LONDON – Europe is once again divided between East and West – only this time the fault line runs through the European Union. The eastern members – most notably Poland and the Baltic states – are clinging fast to the EU in the face of Russian aggression. At the other geographic and political extreme, the United Kingdom is threatening to walk out on Europe for good. Decisions being taken today on Europe's eastern and western peripheries are likely to shape a new balance of power.
It is not difficult to imagine Europe after a British withdrawal: a French-German axis in control, Russia empowered, America bypassing a now-weakened Britain, pro-EU Scotland threatening once again to leave the UK, and England turning inward as Euroskeptics convince themselves that Britain always is strongest when alone.
And, given the effects of UK Euroskepticism so far, no crystal ball is needed to foresee the impact on Britain of withdrawal from the EU. As former European Commission President José Manuel Barroso put it in December, “I have never seen in all my years in the European Council…a big country as isolated as Britain."

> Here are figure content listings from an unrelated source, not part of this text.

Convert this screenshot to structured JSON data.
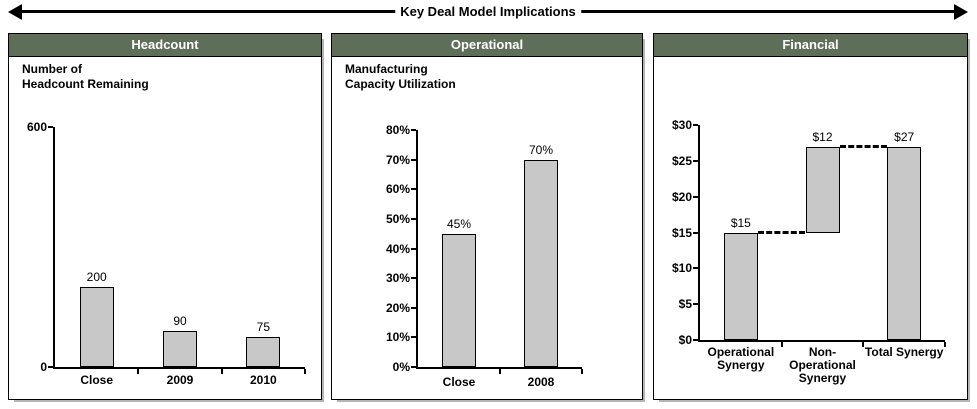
{
  "title_banner": {
    "text": "Key Deal Model Implications"
  },
  "colors": {
    "header_bg": "#5e6e58",
    "header_text": "#ffffff",
    "bar_fill": "#c8c8c8",
    "bar_border": "#000000",
    "panel_border": "#000000",
    "arrow": "#000000"
  },
  "panels": [
    {
      "header": "Headcount",
      "subtitle": "Number of\nHeadcount Remaining"
    },
    {
      "header": "Operational",
      "subtitle": "Manufacturing\nCapacity Utilization"
    },
    {
      "header": "Financial",
      "subtitle": ""
    }
  ],
  "chart_data": [
    {
      "type": "bar",
      "panel": "Headcount",
      "title": "Number of Headcount Remaining",
      "categories": [
        "Close",
        "2009",
        "2010"
      ],
      "values": [
        200,
        90,
        75
      ],
      "data_labels": [
        "200",
        "90",
        "75"
      ],
      "ylim": [
        0,
        600
      ],
      "ytick_values": [
        0,
        600
      ],
      "ytick_labels": [
        "0",
        "600"
      ],
      "grid": false,
      "legend": false
    },
    {
      "type": "bar",
      "panel": "Operational",
      "title": "Manufacturing Capacity Utilization",
      "categories": [
        "Close",
        "2008"
      ],
      "values": [
        45,
        70
      ],
      "data_labels": [
        "45%",
        "70%"
      ],
      "ylim": [
        0,
        80
      ],
      "ytick_values": [
        0,
        10,
        20,
        30,
        40,
        50,
        60,
        70,
        80
      ],
      "ytick_labels": [
        "0%",
        "10%",
        "20%",
        "30%",
        "40%",
        "50%",
        "60%",
        "70%",
        "80%"
      ],
      "grid": false,
      "legend": false
    },
    {
      "type": "waterfall",
      "panel": "Financial",
      "title": "",
      "categories": [
        "Operational\nSynergy",
        "Non-\nOperational\nSynergy",
        "Total Synergy"
      ],
      "bars": [
        {
          "start": 0,
          "end": 15,
          "label": "$15"
        },
        {
          "start": 15,
          "end": 27,
          "label": "$12"
        },
        {
          "start": 0,
          "end": 27,
          "label": "$27"
        }
      ],
      "ylim": [
        0,
        30
      ],
      "ytick_values": [
        0,
        5,
        10,
        15,
        20,
        25,
        30
      ],
      "ytick_labels": [
        "$0",
        "$5",
        "$10",
        "$15",
        "$20",
        "$25",
        "$30"
      ],
      "connectors": [
        {
          "after_bar": 0,
          "value": 15
        },
        {
          "after_bar": 1,
          "value": 27
        }
      ],
      "grid": false,
      "legend": false
    }
  ]
}
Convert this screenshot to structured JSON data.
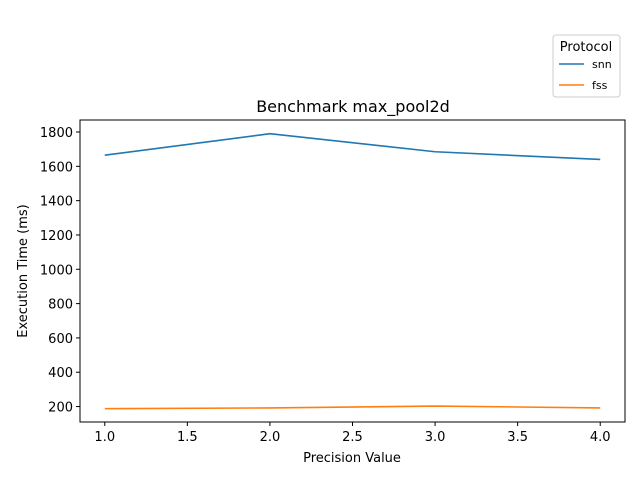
{
  "chart_data": {
    "type": "line",
    "title": "Benchmark max_pool2d",
    "xlabel": "Precision Value",
    "ylabel": "Execution Time (ms)",
    "x": [
      1.0,
      2.0,
      3.0,
      4.0
    ],
    "xticks": [
      "1.0",
      "1.5",
      "2.0",
      "2.5",
      "3.0",
      "3.5",
      "4.0"
    ],
    "xtick_values": [
      1.0,
      1.5,
      2.0,
      2.5,
      3.0,
      3.5,
      4.0
    ],
    "yticks": [
      "200",
      "400",
      "600",
      "800",
      "1000",
      "1200",
      "1400",
      "1600",
      "1800"
    ],
    "ytick_values": [
      200,
      400,
      600,
      800,
      1000,
      1200,
      1400,
      1600,
      1800
    ],
    "xlim": [
      0.85,
      4.15
    ],
    "ylim": [
      110,
      1870
    ],
    "grid": false,
    "legend": {
      "title": "Protocol",
      "placement": "top-right, outside plot"
    },
    "series": [
      {
        "name": "snn",
        "color": "#1f77b4",
        "values": [
          1665,
          1790,
          1685,
          1640
        ]
      },
      {
        "name": "fss",
        "color": "#ff7f0e",
        "values": [
          188,
          192,
          203,
          192
        ]
      }
    ]
  }
}
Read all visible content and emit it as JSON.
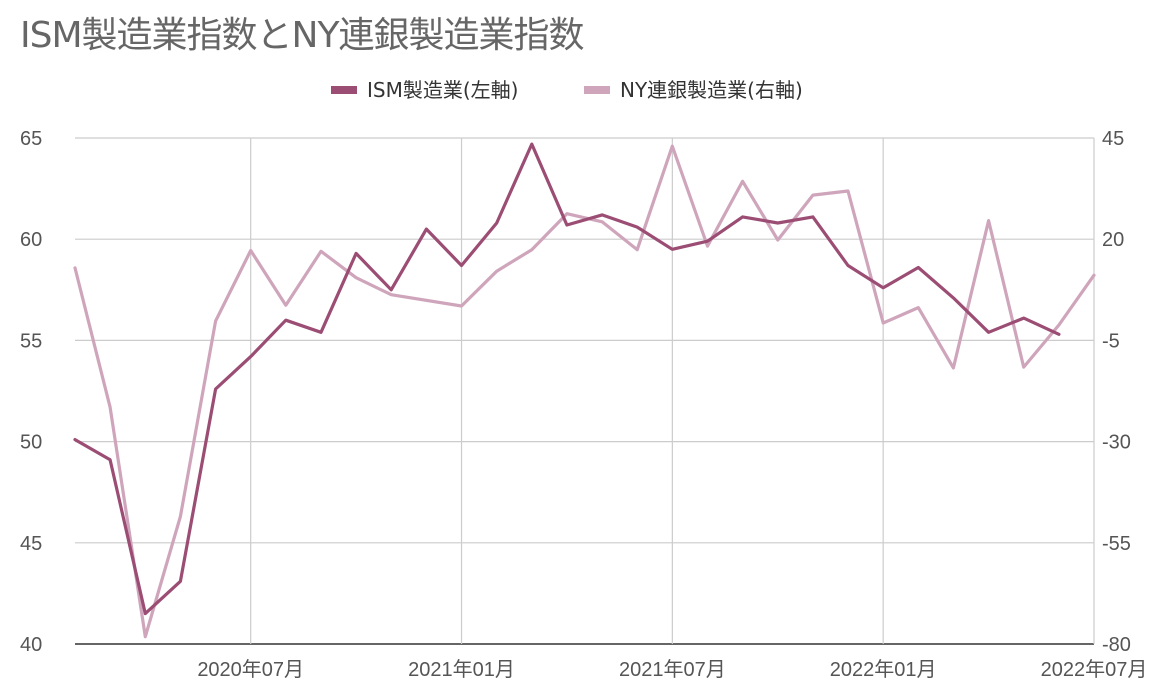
{
  "chart_data": {
    "type": "line",
    "title": "ISM製造業指数とNY連銀製造業指数",
    "legend_position": "top",
    "grid": true,
    "x": [
      "2020-02",
      "2020-03",
      "2020-04",
      "2020-05",
      "2020-06",
      "2020-07",
      "2020-08",
      "2020-09",
      "2020-10",
      "2020-11",
      "2020-12",
      "2021-01",
      "2021-02",
      "2021-03",
      "2021-04",
      "2021-05",
      "2021-06",
      "2021-07",
      "2021-08",
      "2021-09",
      "2021-10",
      "2021-11",
      "2021-12",
      "2022-01",
      "2022-02",
      "2022-03",
      "2022-04",
      "2022-05",
      "2022-06",
      "2022-07"
    ],
    "xtick_labels": [
      "2020年07月",
      "2021年01月",
      "2021年07月",
      "2022年01月",
      "2022年07月"
    ],
    "y_left": {
      "ylim": [
        40,
        65
      ],
      "ticks": [
        "40",
        "45",
        "50",
        "55",
        "60",
        "65"
      ]
    },
    "y_right": {
      "ylim": [
        -80,
        45
      ],
      "ticks": [
        "-80",
        "-55",
        "-30",
        "-5",
        "20",
        "45"
      ]
    },
    "series": [
      {
        "name": "ISM製造業(左軸)",
        "axis": "left",
        "color": "#9b4d74",
        "values": [
          50.1,
          49.1,
          41.5,
          43.1,
          52.6,
          54.2,
          56.0,
          55.4,
          59.3,
          57.5,
          60.5,
          58.7,
          60.8,
          64.7,
          60.7,
          61.2,
          60.6,
          59.5,
          59.9,
          61.1,
          60.8,
          61.1,
          58.7,
          57.6,
          58.6,
          57.1,
          55.4,
          56.1,
          55.3,
          null
        ]
      },
      {
        "name": "NY連銀製造業(右軸)",
        "axis": "right",
        "color": "#cfa5bb",
        "values": [
          12.9,
          -21.5,
          -78.2,
          -48.5,
          -0.2,
          17.2,
          3.7,
          17.0,
          10.5,
          6.3,
          null,
          3.5,
          12.1,
          17.4,
          26.3,
          24.3,
          17.4,
          43.0,
          18.3,
          34.3,
          19.8,
          30.9,
          31.9,
          -0.7,
          3.1,
          -11.8,
          24.6,
          -11.6,
          -1.2,
          11.1
        ]
      }
    ]
  }
}
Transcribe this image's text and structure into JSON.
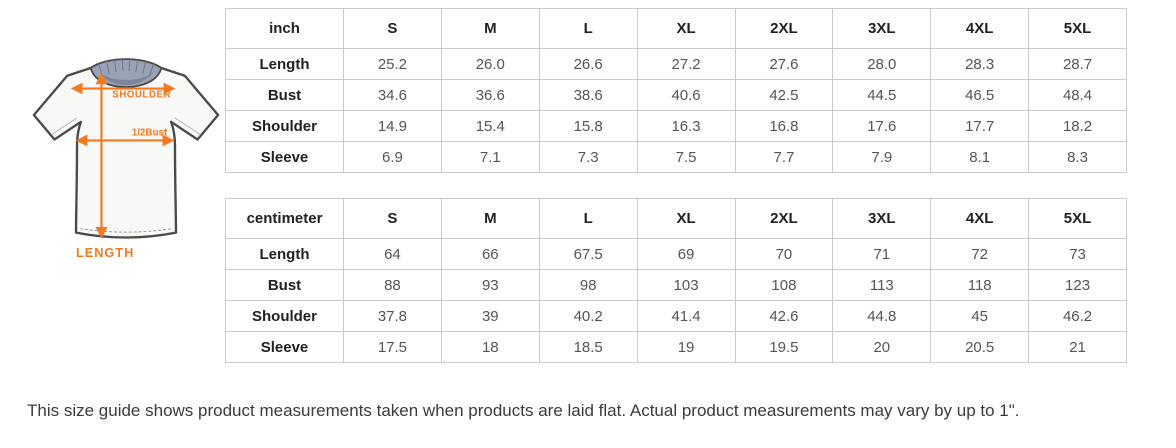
{
  "page": {
    "background": "#ffffff",
    "footer_note": "This size guide shows product measurements taken when products are laid flat. Actual product measurements may vary by up to 1\"."
  },
  "diagram": {
    "labels": {
      "shoulder": "SHOULDER",
      "half_bust": "1/2Bust",
      "length": "LENGTH"
    },
    "colors": {
      "arrow_orange": "#f5791f",
      "shirt_outline": "#4a4a4a",
      "shirt_fill": "#f8f8f6",
      "collar_fill": "#9aa2b6",
      "collar_inner": "#7e8499"
    }
  },
  "tables": [
    {
      "unit_label": "inch",
      "columns": [
        "S",
        "M",
        "L",
        "XL",
        "2XL",
        "3XL",
        "4XL",
        "5XL"
      ],
      "rows": [
        {
          "label": "Length",
          "values": [
            "25.2",
            "26.0",
            "26.6",
            "27.2",
            "27.6",
            "28.0",
            "28.3",
            "28.7"
          ]
        },
        {
          "label": "Bust",
          "values": [
            "34.6",
            "36.6",
            "38.6",
            "40.6",
            "42.5",
            "44.5",
            "46.5",
            "48.4"
          ]
        },
        {
          "label": "Shoulder",
          "values": [
            "14.9",
            "15.4",
            "15.8",
            "16.3",
            "16.8",
            "17.6",
            "17.7",
            "18.2"
          ]
        },
        {
          "label": "Sleeve",
          "values": [
            "6.9",
            "7.1",
            "7.3",
            "7.5",
            "7.7",
            "7.9",
            "8.1",
            "8.3"
          ]
        }
      ]
    },
    {
      "unit_label": "centimeter",
      "columns": [
        "S",
        "M",
        "L",
        "XL",
        "2XL",
        "3XL",
        "4XL",
        "5XL"
      ],
      "rows": [
        {
          "label": "Length",
          "values": [
            "64",
            "66",
            "67.5",
            "69",
            "70",
            "71",
            "72",
            "73"
          ]
        },
        {
          "label": "Bust",
          "values": [
            "88",
            "93",
            "98",
            "103",
            "108",
            "113",
            "118",
            "123"
          ]
        },
        {
          "label": "Shoulder",
          "values": [
            "37.8",
            "39",
            "40.2",
            "41.4",
            "42.6",
            "44.8",
            "45",
            "46.2"
          ]
        },
        {
          "label": "Sleeve",
          "values": [
            "17.5",
            "18",
            "18.5",
            "19",
            "19.5",
            "20",
            "20.5",
            "21"
          ]
        }
      ]
    }
  ]
}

Indeed, the UK is now a fringe player in deciding a European growth strategy; marginal to trade debates that it used to lead; and, despite being a big lender, almost irrelevant to the future of Greece. And now, though Britain was a signatory of the 1994 Budapest Memorandum guaranteeing Ukrainian independence, only France and Germany attend any serious negotiations. British ministers want it both ways: “Russia must be countered by even greater European unity," they say. “But, by the way, we may be leaving."